Varadkar wants to double Ireland’s global presence
Taoiseach unveils plans for more diplomatic staff, embassies and agencies worldwide
Double Irish: Leo Varadkar TD outlined his “Ireland’s Global Footprint 2025” plan at an Enterprise Ireland breakfast in Toronto during his official visit to Canada
Ireland’s international presence will be doubled in less than a decade through increased diplomatic staff and a greater number of embassies and agencies, Taoiseach Leo Varadkar has said.
Mr Varadkar said he wants to double Ireland’s representation around the world through its network of embassies and agencies focusing on investment, tourism, culture and food.
In his speech, Mr Varadkar said he wanted to outline “Ireland’s place in the world in the years ahead” and sought to cast his announcement as a “major statement on Ireland’s future foreign policy”.
“Ireland is emerging from what has been a lost decade for many of our citizens, and it is clear to me that we are emerging with a greater sense of self-confidence and ambition for what we can do as a country,” he said.
“That national self-confidence requires that we always be ambitious, visible and active in promoting the interests of our nation on the international stage.”
He said to fulfil the ambition of Ireland as “an island at the centre of the world . . . we need to greatly increase our international presence.”
Mr Varadkar said his new plan will set out milestones between now and its completion, and will outline the benefits it will bring in “greater investment, tourism and trade; stronger links with our diaspora and increased cultural exchange”.
“This is a country where we really do get huge value for limited resources and where I – and I imagine everyone in this room – can clearly see what the benefits would be from an increased diplomatic and agency presence.”
The Taoiseach said that “some nations have lost their sense of place and self-confidence in this interdependent world of ours”, but added that Ireland and Canada “retain a strong and deep commitment to openness, multilateralism, individual freedom and free trade”.
He claimed he and Canadian prime minister Justin Trudeau are both “convinced that this is a genuine moment of opportunity for our two countries”.
The cost of the new plan will not be known until the plan is finalised this year, and in some cases could be the allocation of new staff to existing missions or offices, and other cases opening new offices entirely.
Mr Varadkar gave the example of New Zealand, where there is no Irish embassy, and the fact that the IDA has no presence in Canada, an area that will be addressed by the strategy. He added there is no permanent Irish representation in important cities such as Los Angeles and Mumbai.

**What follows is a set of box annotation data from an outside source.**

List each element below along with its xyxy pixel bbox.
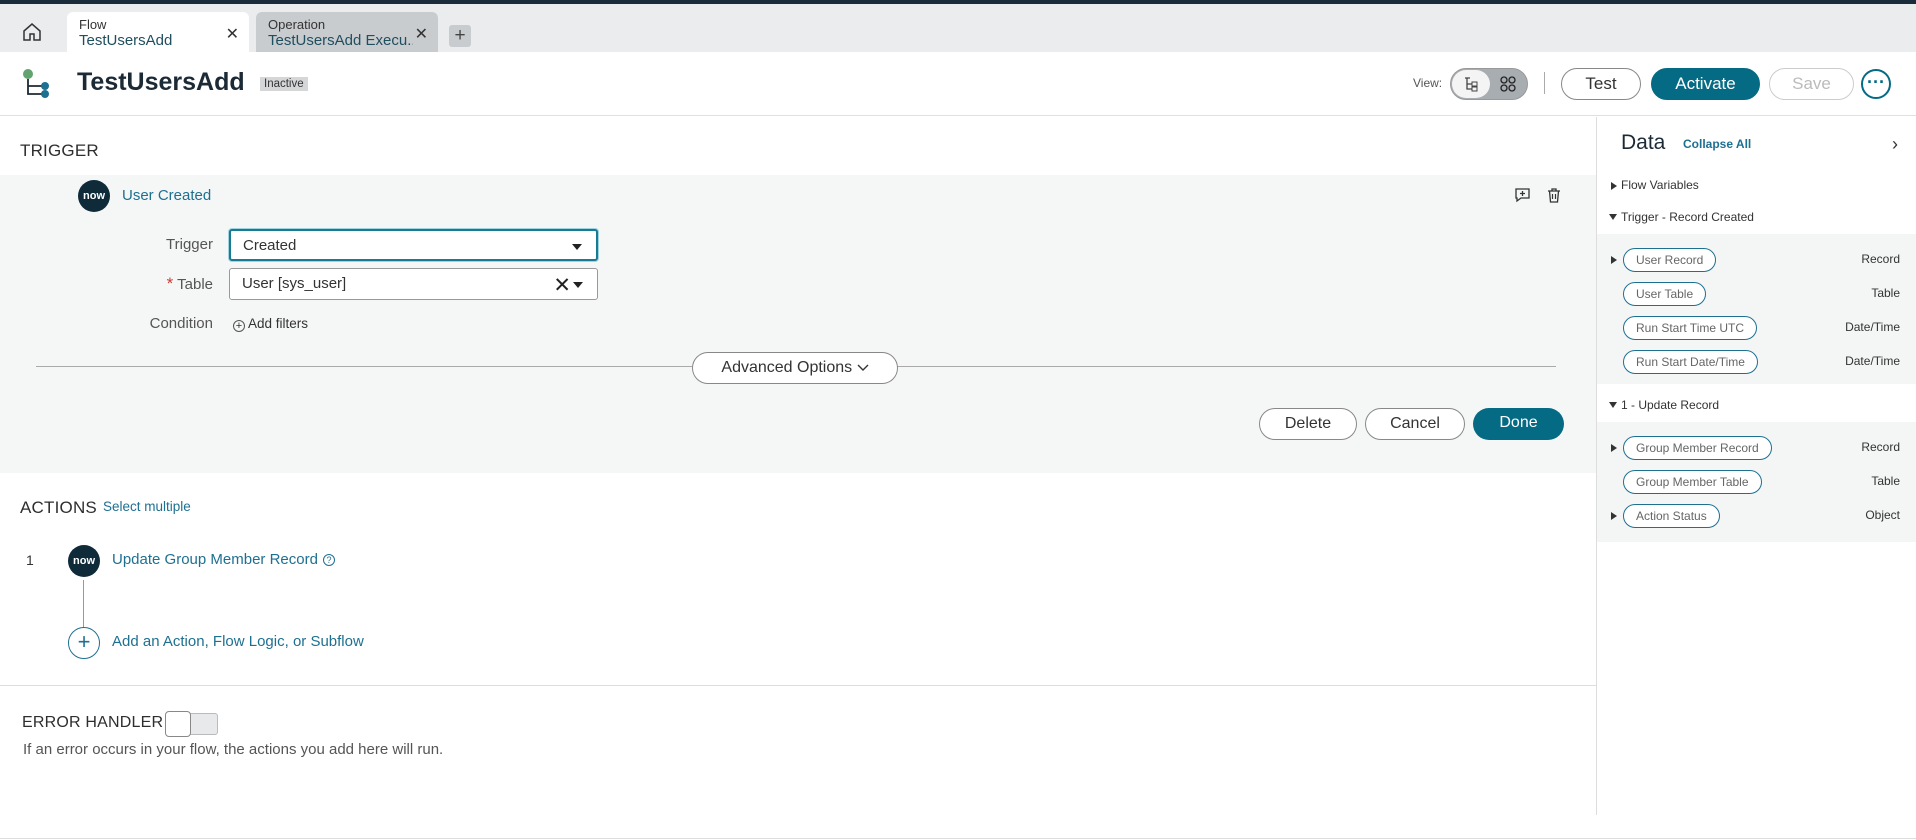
tab-operation[interactable]: Operation TestUsersAdd Execu... ✕ xyxy=(256,12,438,52)
advanced-options-label: Advanced Options xyxy=(721,359,853,376)
data-pill-run-start-datetime[interactable]: Run Start Date/Time xyxy=(1623,350,1758,374)
chevron-right-icon[interactable]: › xyxy=(1892,134,1898,155)
status-badge: Inactive xyxy=(260,77,308,91)
diagram-view-option[interactable] xyxy=(1489,70,1527,98)
data-panel-title: Data xyxy=(1621,131,1666,154)
add-filters-label: Add filters xyxy=(248,316,309,331)
expand-arrow-icon[interactable] xyxy=(1611,444,1617,452)
expand-arrow-icon[interactable] xyxy=(1611,256,1617,264)
plus-icon: + xyxy=(454,25,466,46)
expand-arrow-icon[interactable] xyxy=(1611,512,1617,520)
delete-button[interactable]: Delete xyxy=(1259,408,1357,440)
table-field-label: * Table xyxy=(150,274,213,294)
data-pill-group-member-table[interactable]: Group Member Table xyxy=(1623,470,1762,494)
tab-title: TestUsersAdd Execu... xyxy=(268,32,413,49)
data-type-label: Table xyxy=(1871,474,1900,488)
action-connector-line xyxy=(83,580,84,628)
tab-title: TestUsersAdd xyxy=(79,32,173,49)
toggle-knob xyxy=(165,711,191,737)
table-label-text: Table xyxy=(177,276,213,293)
expand-arrow-icon[interactable] xyxy=(1611,182,1617,190)
data-type-label: Record xyxy=(1861,440,1900,454)
tab-type-label: Flow xyxy=(79,17,107,32)
table-select-value: User [sys_user] xyxy=(242,275,347,292)
new-tab-button[interactable]: + xyxy=(449,25,471,47)
error-handler-title: ERROR HANDLER xyxy=(22,714,164,731)
tab-flow[interactable]: Flow TestUsersAdd ✕ xyxy=(67,12,249,52)
diagram-view-icon xyxy=(1500,76,1516,92)
select-multiple-link[interactable]: Select multiple xyxy=(103,499,191,514)
trigger-select[interactable]: Created xyxy=(229,229,598,261)
data-pill-action-status[interactable]: Action Status xyxy=(1623,504,1720,528)
data-pill-run-start-time-utc[interactable]: Run Start Time UTC xyxy=(1623,316,1758,340)
add-action-link[interactable]: Add an Action, Flow Logic, or Subflow xyxy=(112,633,364,650)
tab-type-label: Operation xyxy=(268,17,326,32)
test-button[interactable]: Test xyxy=(1561,68,1641,100)
view-toggle[interactable] xyxy=(1450,68,1528,100)
home-button[interactable] xyxy=(18,18,46,46)
trigger-data-group[interactable]: Trigger - Record Created xyxy=(1609,210,1754,224)
group-title: 1 - Update Record xyxy=(1621,398,1720,412)
now-logo-icon: now xyxy=(68,545,100,577)
data-type-label: Object xyxy=(1865,508,1900,522)
add-filters-button[interactable]: + Add filters xyxy=(233,316,308,332)
collapse-all-link[interactable]: Collapse All xyxy=(1683,137,1751,151)
save-button[interactable]: Save xyxy=(1769,68,1854,100)
error-handler-toggle[interactable] xyxy=(165,711,218,737)
close-tab-icon[interactable]: ✕ xyxy=(226,24,239,44)
section-divider xyxy=(0,685,1596,686)
add-action-plus-icon[interactable]: + xyxy=(68,627,100,659)
more-icon: ··· xyxy=(1867,72,1885,92)
chevron-down-icon xyxy=(857,364,869,371)
action-name-link[interactable]: Update Group Member Record xyxy=(112,551,318,568)
help-icon[interactable]: ? xyxy=(323,554,335,566)
done-button[interactable]: Done xyxy=(1473,408,1564,440)
chevron-down-icon xyxy=(573,282,583,288)
page-title: TestUsersAdd xyxy=(77,68,245,96)
update-record-group[interactable]: 1 - Update Record xyxy=(1609,398,1719,412)
data-type-label: Date/Time xyxy=(1845,354,1900,368)
now-logo-icon: now xyxy=(78,180,110,212)
flow-icon xyxy=(23,69,49,98)
tab-strip: Flow TestUsersAdd ✕ Operation TestUsersA… xyxy=(0,4,1916,52)
actions-section-title: ACTIONS xyxy=(20,498,97,517)
tree-view-option[interactable] xyxy=(1452,70,1490,98)
home-icon xyxy=(23,23,41,41)
chevron-down-icon xyxy=(572,244,582,250)
more-options-button[interactable]: ··· xyxy=(1861,69,1891,99)
view-label: View: xyxy=(1413,76,1443,90)
flow-header: TestUsersAdd Inactive View: Test Activat… xyxy=(0,52,1916,116)
advanced-options-button[interactable]: Advanced Options xyxy=(692,352,898,384)
data-type-label: Date/Time xyxy=(1845,320,1900,334)
condition-field-label: Condition xyxy=(149,315,213,332)
data-pill-user-table[interactable]: User Table xyxy=(1623,282,1707,306)
add-comment-icon[interactable] xyxy=(1514,187,1531,203)
collapse-arrow-icon xyxy=(1609,214,1617,220)
activate-button[interactable]: Activate xyxy=(1651,68,1760,100)
trigger-field-label: Trigger xyxy=(166,236,213,253)
data-pill-user-record[interactable]: User Record xyxy=(1623,248,1717,272)
trash-icon[interactable] xyxy=(1546,187,1562,204)
error-handler-description: If an error occurs in your flow, the act… xyxy=(23,741,444,758)
plus-circle-icon: + xyxy=(233,320,245,332)
group-title: Trigger - Record Created xyxy=(1621,210,1754,224)
cancel-button[interactable]: Cancel xyxy=(1365,408,1465,440)
clear-icon[interactable]: ✕ xyxy=(553,271,571,301)
bottom-divider xyxy=(0,838,1916,839)
action-number: 1 xyxy=(26,552,34,568)
close-tab-icon[interactable]: ✕ xyxy=(415,24,428,44)
trigger-section-title: TRIGGER xyxy=(20,141,99,160)
tree-view-icon xyxy=(1465,77,1478,92)
data-pill-group-member-record[interactable]: Group Member Record xyxy=(1623,436,1772,460)
trigger-name-link[interactable]: User Created xyxy=(122,187,211,204)
required-mark: * xyxy=(166,274,174,293)
trigger-select-value: Created xyxy=(243,237,297,254)
header-divider xyxy=(1544,72,1545,94)
data-type-label: Table xyxy=(1871,286,1900,300)
flow-variables-group[interactable]: Flow Variables xyxy=(1621,178,1699,192)
data-panel: Data Collapse All › Flow Variables Trigg… xyxy=(1596,117,1916,815)
data-type-label: Record xyxy=(1861,252,1900,266)
collapse-arrow-icon xyxy=(1609,402,1617,408)
table-select[interactable]: User [sys_user] ✕ xyxy=(229,268,598,300)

“In part we need it as response to Brexit. Because of Brexit, Ireland needs to get out there in the world a bit more, expand our markets, let other parts of the world know about our culture.
“But even if Brexit wasn’t happening, we should do it anyway because it makes sense. If you compare us to similar-sized countries like Denmark, for example, they have a much greater presence around the world than we do and we should be trying to catch up with that.”